To say Aphrodite represents idealism and sexuality is absolutely correct, by simple virtue of the goddess’ very nature. The Greek Pantheon represents the pinnacle of absolute beauty, because they are all immortal. They have no mortal equal, and their beauty was said to be so devastatingly glorious it could blind mortals who dared to look upon them. As the goddess of love, and feminine beauty (among other things), it makes sense that the goddess is depicted as an idealized nude. Typically, Greek deities are recognizable by their conventional attributes; for example, Poseidon has his trident, and Artemis has her bow and arrows—maybe even a deer or hunting dog by her feet. Aphrodite has her unmatched beauty, and many sculptors capture this through a deified presentation of the female form, be it fully or partially nude. The Venus de Milo, for example, depicts a partially clothed Aphrodite, with an elongated and athletic physique.

Venus de Milo. Source.
One of the things I learned about the Ancient Greeks during my Classics undergrad was that they were obsessed with the idea of beauty, both aesthetically and philosophically. It wasn’t only the female form the ancients were captivated with; many male gods and heroes are also shown in the nude. Take the Artemision Zeus or Poseidon for example. Here the god is shown in all his idealized glory. The statue captures the moment of throwing a lightning bolt or trident, muscles braced to demonstrate the favourable aesthetics of an athletic form (notice a similarity in the torso of the Venus de Milo?).

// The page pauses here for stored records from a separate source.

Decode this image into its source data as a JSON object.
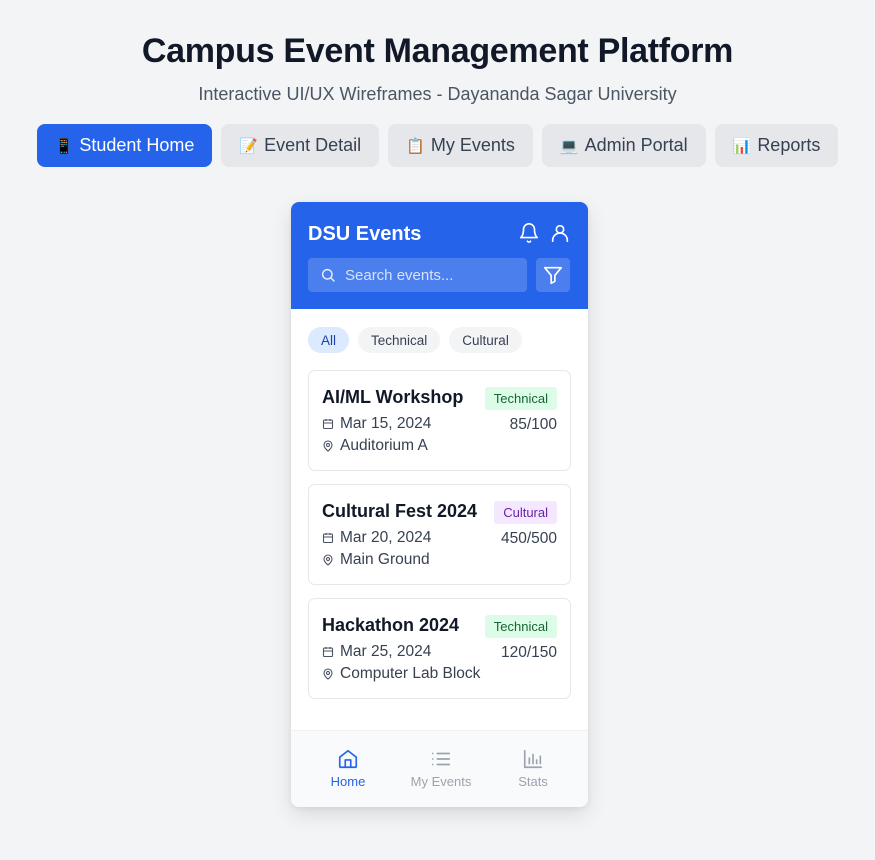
{
  "page": {
    "title": "Campus Event Management Platform",
    "subtitle": "Interactive UI/UX Wireframes - Dayananda Sagar University"
  },
  "nav": [
    {
      "emoji": "📱",
      "label": "Student Home",
      "active": true
    },
    {
      "emoji": "📝",
      "label": "Event Detail",
      "active": false
    },
    {
      "emoji": "📋",
      "label": "My Events",
      "active": false
    },
    {
      "emoji": "💻",
      "label": "Admin Portal",
      "active": false
    },
    {
      "emoji": "📊",
      "label": "Reports",
      "active": false
    }
  ],
  "app": {
    "title": "DSU Events",
    "search_placeholder": "Search events...",
    "header_icons": [
      "bell-icon",
      "user-icon",
      "filter-icon",
      "search-icon"
    ],
    "colors": {
      "primary": "#2563eb",
      "technical_bg": "#dcfce7",
      "cultural_bg": "#f3e8ff"
    }
  },
  "filters": {
    "chips": [
      {
        "label": "All",
        "active": true
      },
      {
        "label": "Technical",
        "active": false
      },
      {
        "label": "Cultural",
        "active": false
      }
    ]
  },
  "events": [
    {
      "name": "AI/ML Workshop",
      "category": "Technical",
      "date": "Mar 15, 2024",
      "location": "Auditorium A",
      "registered": "85/100"
    },
    {
      "name": "Cultural Fest 2024",
      "category": "Cultural",
      "date": "Mar 20, 2024",
      "location": "Main Ground",
      "registered": "450/500"
    },
    {
      "name": "Hackathon 2024",
      "category": "Technical",
      "date": "Mar 25, 2024",
      "location": "Computer Lab Block",
      "registered": "120/150"
    }
  ],
  "bottom_nav": {
    "tabs": [
      {
        "label": "Home",
        "icon": "home-icon",
        "active": true
      },
      {
        "label": "My Events",
        "icon": "list-icon",
        "active": false
      },
      {
        "label": "Stats",
        "icon": "bar-chart-icon",
        "active": false
      }
    ]
  }
}
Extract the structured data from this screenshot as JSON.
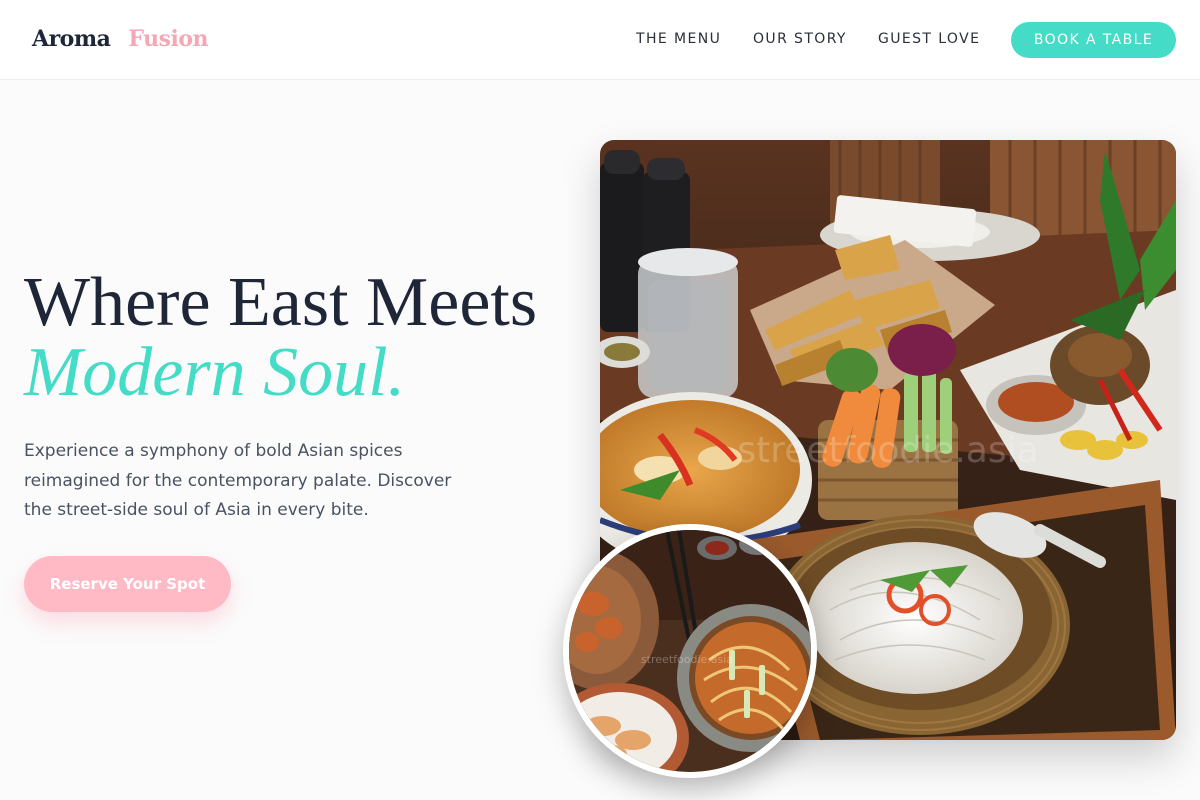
{
  "brand": {
    "word1": "Aroma",
    "word2": "Fusion"
  },
  "nav": {
    "items": [
      {
        "label": "THE MENU"
      },
      {
        "label": "OUR STORY"
      },
      {
        "label": "GUEST LOVE"
      }
    ],
    "cta_label": "BOOK A TABLE"
  },
  "hero": {
    "headline_line1": "Where East Meets",
    "headline_line2": "Modern Soul.",
    "description": "Experience a symphony of bold Asian spices reimagined for the contemporary palate. Discover the street-side soul of Asia in every bite.",
    "cta_label": "Reserve Your Spot"
  },
  "images": {
    "main_watermark": "streetfoodie.asia",
    "inset_watermark": "streetfoodie.asia"
  },
  "colors": {
    "primary_text": "#1e2638",
    "accent_teal": "#44dbc7",
    "accent_pink": "#f4a8b6",
    "button_pink": "#ffbac5",
    "body_text": "#4a5262"
  }
}
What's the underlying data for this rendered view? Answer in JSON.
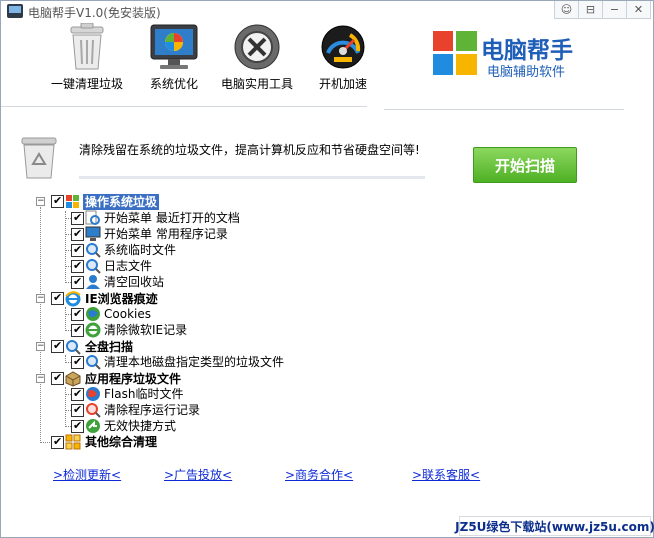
{
  "window": {
    "title": "电脑帮手V1.0(免安装版)",
    "controls": [
      "feedback-icon",
      "skin-icon",
      "minimize-icon",
      "close-icon"
    ]
  },
  "toolbar": {
    "items": [
      {
        "label": "一键清理垃圾",
        "icon": "trash-bin-icon"
      },
      {
        "label": "系统优化",
        "icon": "monitor-icon"
      },
      {
        "label": "电脑实用工具",
        "icon": "tools-icon"
      },
      {
        "label": "开机加速",
        "icon": "speedometer-icon"
      }
    ]
  },
  "brand": {
    "title": "电脑帮手",
    "subtitle": "电脑辅助软件",
    "colors": [
      "#e8412c",
      "#5fb336",
      "#1f8ce0",
      "#f7b500"
    ]
  },
  "info": {
    "text": "清除残留在系统的垃圾文件，提高计算机反应和节省硬盘空间等!",
    "scan_button": "开始扫描"
  },
  "tree": {
    "groups": [
      {
        "label": "操作系统垃圾",
        "icon": "windows-icon",
        "selected": true,
        "children": [
          {
            "label": "开始菜单  最近打开的文档",
            "icon": "search-doc-icon"
          },
          {
            "label": "开始菜单  常用程序记录",
            "icon": "computer-icon"
          },
          {
            "label": "系统临时文件",
            "icon": "magnifier-icon"
          },
          {
            "label": "日志文件",
            "icon": "magnifier-icon"
          },
          {
            "label": "清空回收站",
            "icon": "user-icon"
          }
        ]
      },
      {
        "label": "IE浏览器痕迹",
        "icon": "ie-icon",
        "selected": false,
        "children": [
          {
            "label": "Cookies",
            "icon": "globe-icon"
          },
          {
            "label": "清除微软IE记录",
            "icon": "ie-icon"
          }
        ]
      },
      {
        "label": "全盘扫描",
        "icon": "magnifier-icon",
        "selected": false,
        "children": [
          {
            "label": "清理本地磁盘指定类型的垃圾文件",
            "icon": "magnifier-icon"
          }
        ]
      },
      {
        "label": "应用程序垃圾文件",
        "icon": "package-icon",
        "selected": false,
        "children": [
          {
            "label": "Flash临时文件",
            "icon": "globe-icon"
          },
          {
            "label": "清除程序运行记录",
            "icon": "magnifier-icon"
          },
          {
            "label": "无效快捷方式",
            "icon": "shortcut-icon"
          }
        ]
      },
      {
        "label": "其他综合清理",
        "icon": "grid-icon",
        "selected": false,
        "children": []
      }
    ]
  },
  "links": [
    {
      "label": ">检测更新<"
    },
    {
      "label": ">广告投放<"
    },
    {
      "label": ">商务合作<"
    },
    {
      "label": ">联系客服<"
    }
  ],
  "footer": {
    "badge": "JZ5U绿色下载站(www.jz5u.com)"
  }
}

Artemision Zeus or Poseidon. Source.
In a philosophical sense, ancient sculptors would have depicted gods/goddess and heroes as idealized nudes to demonstrate their celestial, superlative nature. It was in praise not only of their divinity, but also for the potential greatness of the human form. Personally, when I see a nude sculpture of a Greek/Roman deity, I think about the divinity and representation of that god/goddess. I think about where the sculpture would have been housed, whether it be a villa owned by a member of the aristocracy, or a temple dedicated to a specific deity. The way I view Torso of Aphrodite is totally different from how I perceive Rodin’s study of a nude female figure. Perhaps I’m being a little idealist myself, distancing female nudity in Ancient Greece and Rome from nudity in the overarching art world.

What do you think about artistic nudity?